Between September 2022 and May 2024, officials were shrinking their Treasury holdings by up to $60 billion a month, meaning officials now plan to cut the process by more than half. Fed officials are going to continue letting up to $35 billion of mortgage-backed securities roll off their books each month at maturity.

What happens if the Fed lowers the federal funds rate eventually? ›

The Money Supply

By increasing the federal funds rate, the Federal Reserve is effectively shrinking the supply of money available for borrowing. When the Federal Reserve decreases the federal funds rate, it increases the money supply. This encourages spending by making it cheaper to borrow.

What is the Fed rate today? ›

Right now, the Fed interest rate is 5.25% to 5.50%. The FOMC established that rate in late July 2023. At its most recent meeting in July, the committee decided to leave the rate unchanged. July 30-31, 2024.

Who uses the federal funds rate? ›

The federal funds rate is the major tool that the Fed uses to conduct monetary policy in the United States. By changing the federal funds rate, the Fed can alter the cost of borrowing in the economy, which in turn affects the demand for goods and services in general.

Who benefits from high interest rates? ›

With profit margins that actually expand as rates climb, entities like banks, insurance companies, brokerage firms, and money managers generally benefit from higher interest rates. Central bank monetary policies and the Fed's reserver ratio requirements also impact banking sector performance.

Why will the Fed lower interest rates? ›

Jobs Report A marked slowdown in hiring and rising unemployment means the Fed might have to make steep cuts to interest rates soon.

Who benefits when yields or interest rates are low? ›

When yields or interest rates are low, it typically benefits borrowers more than lender...

Who controls federal rates? ›

The Federal Reserve Act of 1913 gave the Federal Reserve responsibility for setting monetary policy. The Federal Reserve controls the three tools of monetary policy--open market operations, the discount rate, and reserve requirements.

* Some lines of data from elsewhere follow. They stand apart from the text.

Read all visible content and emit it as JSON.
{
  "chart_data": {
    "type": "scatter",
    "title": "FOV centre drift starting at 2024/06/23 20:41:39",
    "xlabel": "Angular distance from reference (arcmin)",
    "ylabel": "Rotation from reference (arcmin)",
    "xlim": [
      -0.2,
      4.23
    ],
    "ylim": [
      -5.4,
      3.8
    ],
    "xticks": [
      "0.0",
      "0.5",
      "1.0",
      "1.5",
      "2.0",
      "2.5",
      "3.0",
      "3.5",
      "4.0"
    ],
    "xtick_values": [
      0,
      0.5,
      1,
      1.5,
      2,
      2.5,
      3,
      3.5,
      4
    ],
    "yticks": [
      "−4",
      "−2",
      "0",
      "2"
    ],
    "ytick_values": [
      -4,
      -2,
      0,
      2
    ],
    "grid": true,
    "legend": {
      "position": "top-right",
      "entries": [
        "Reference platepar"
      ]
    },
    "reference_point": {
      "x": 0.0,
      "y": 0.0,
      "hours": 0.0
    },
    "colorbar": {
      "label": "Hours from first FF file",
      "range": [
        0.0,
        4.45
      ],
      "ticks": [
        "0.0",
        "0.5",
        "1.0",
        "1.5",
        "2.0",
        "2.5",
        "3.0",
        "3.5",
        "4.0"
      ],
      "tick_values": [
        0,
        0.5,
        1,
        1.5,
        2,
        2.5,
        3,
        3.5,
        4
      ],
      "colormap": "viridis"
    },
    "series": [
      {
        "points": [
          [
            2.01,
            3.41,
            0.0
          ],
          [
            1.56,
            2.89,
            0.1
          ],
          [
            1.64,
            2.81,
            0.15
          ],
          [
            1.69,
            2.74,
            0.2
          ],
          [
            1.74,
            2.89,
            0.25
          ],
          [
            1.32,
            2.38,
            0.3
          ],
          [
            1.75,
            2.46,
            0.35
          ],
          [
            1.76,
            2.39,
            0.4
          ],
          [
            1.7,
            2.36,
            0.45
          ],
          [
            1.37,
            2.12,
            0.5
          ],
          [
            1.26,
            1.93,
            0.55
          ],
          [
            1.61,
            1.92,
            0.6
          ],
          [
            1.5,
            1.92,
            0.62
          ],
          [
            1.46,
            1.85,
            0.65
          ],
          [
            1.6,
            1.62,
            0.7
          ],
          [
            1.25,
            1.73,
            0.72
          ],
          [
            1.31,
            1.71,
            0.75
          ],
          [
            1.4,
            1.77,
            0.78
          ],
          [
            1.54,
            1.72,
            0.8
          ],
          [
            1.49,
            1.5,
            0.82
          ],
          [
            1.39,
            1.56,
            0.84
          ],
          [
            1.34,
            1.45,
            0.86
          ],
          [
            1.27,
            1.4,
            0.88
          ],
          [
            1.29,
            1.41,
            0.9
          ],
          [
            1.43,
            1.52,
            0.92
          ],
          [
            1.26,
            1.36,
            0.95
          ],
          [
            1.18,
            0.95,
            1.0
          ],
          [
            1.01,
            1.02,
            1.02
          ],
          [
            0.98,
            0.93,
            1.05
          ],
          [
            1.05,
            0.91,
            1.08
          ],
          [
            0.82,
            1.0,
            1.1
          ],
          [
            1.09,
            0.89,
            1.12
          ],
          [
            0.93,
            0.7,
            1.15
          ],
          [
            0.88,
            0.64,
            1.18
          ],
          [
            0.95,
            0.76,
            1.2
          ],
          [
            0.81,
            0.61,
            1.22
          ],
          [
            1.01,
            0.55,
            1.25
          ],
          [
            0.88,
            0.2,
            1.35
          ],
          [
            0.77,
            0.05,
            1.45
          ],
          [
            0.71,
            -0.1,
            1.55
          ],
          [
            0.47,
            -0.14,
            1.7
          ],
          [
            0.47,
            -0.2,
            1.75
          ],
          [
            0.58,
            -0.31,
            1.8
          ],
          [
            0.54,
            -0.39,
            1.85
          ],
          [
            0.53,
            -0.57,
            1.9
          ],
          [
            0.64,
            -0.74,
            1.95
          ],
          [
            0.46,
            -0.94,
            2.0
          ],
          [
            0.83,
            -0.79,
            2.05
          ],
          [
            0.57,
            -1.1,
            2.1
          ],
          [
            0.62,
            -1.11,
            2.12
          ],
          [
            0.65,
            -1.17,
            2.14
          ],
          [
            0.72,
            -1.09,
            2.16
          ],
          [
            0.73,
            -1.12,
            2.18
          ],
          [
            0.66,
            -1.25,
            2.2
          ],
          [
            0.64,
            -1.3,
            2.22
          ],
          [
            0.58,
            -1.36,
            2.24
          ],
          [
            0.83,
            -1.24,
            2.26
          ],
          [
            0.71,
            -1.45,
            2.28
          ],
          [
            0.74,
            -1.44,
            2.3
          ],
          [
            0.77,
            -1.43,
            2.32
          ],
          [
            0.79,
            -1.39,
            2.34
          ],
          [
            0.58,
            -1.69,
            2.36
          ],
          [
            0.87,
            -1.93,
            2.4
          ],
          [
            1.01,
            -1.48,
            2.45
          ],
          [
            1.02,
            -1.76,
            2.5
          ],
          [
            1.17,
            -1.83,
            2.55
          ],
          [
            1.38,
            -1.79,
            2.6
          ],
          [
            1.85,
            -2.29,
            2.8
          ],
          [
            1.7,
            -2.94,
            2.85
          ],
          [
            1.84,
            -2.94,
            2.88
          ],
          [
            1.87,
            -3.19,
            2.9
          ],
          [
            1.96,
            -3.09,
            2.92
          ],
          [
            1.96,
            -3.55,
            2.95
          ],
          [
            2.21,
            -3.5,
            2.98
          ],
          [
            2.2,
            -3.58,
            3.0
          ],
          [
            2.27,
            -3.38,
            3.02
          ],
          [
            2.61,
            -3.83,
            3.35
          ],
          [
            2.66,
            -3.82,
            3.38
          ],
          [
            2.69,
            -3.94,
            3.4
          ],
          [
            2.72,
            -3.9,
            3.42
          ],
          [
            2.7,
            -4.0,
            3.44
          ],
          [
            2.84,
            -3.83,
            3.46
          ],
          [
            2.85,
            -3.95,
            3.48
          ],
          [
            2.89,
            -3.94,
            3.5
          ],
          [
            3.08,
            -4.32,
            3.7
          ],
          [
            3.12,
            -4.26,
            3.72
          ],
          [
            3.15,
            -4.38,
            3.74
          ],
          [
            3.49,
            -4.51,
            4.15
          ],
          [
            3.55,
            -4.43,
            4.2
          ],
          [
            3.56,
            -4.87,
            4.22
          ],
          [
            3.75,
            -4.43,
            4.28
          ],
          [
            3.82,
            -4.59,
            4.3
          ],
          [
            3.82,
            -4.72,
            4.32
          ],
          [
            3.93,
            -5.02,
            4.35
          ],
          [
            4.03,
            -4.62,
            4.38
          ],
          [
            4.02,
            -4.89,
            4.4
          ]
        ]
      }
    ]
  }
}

Does the Fed control the prime rate? ›

Although the Federal Reserve has no direct role in setting the prime rate, many banks choose to set their prime rates based partly on the target level of the federal funds rate--the rate that banks charge each other for short-term loans--established by the Federal Open Market Committee.

Does the government have control over the Fed? ›

Many people are surprised to learn that the central bank of the United States, the Federal Reserve ("the Fed," for short), operates for the most part independently of the federal government. But the Fed is also a quasi-governmental agency with a board of governors selected by the President and approved by Congress.

Does the Fed have control over the money supply? ›

The Fed controls the supply of money by increas- ing or decreasing the monetary base. The monetary base is related to the size of the Fed's balance sheet; specifically, it is currency in circulation plus the deposit balances that depository institutions hold with the Federal Reserve.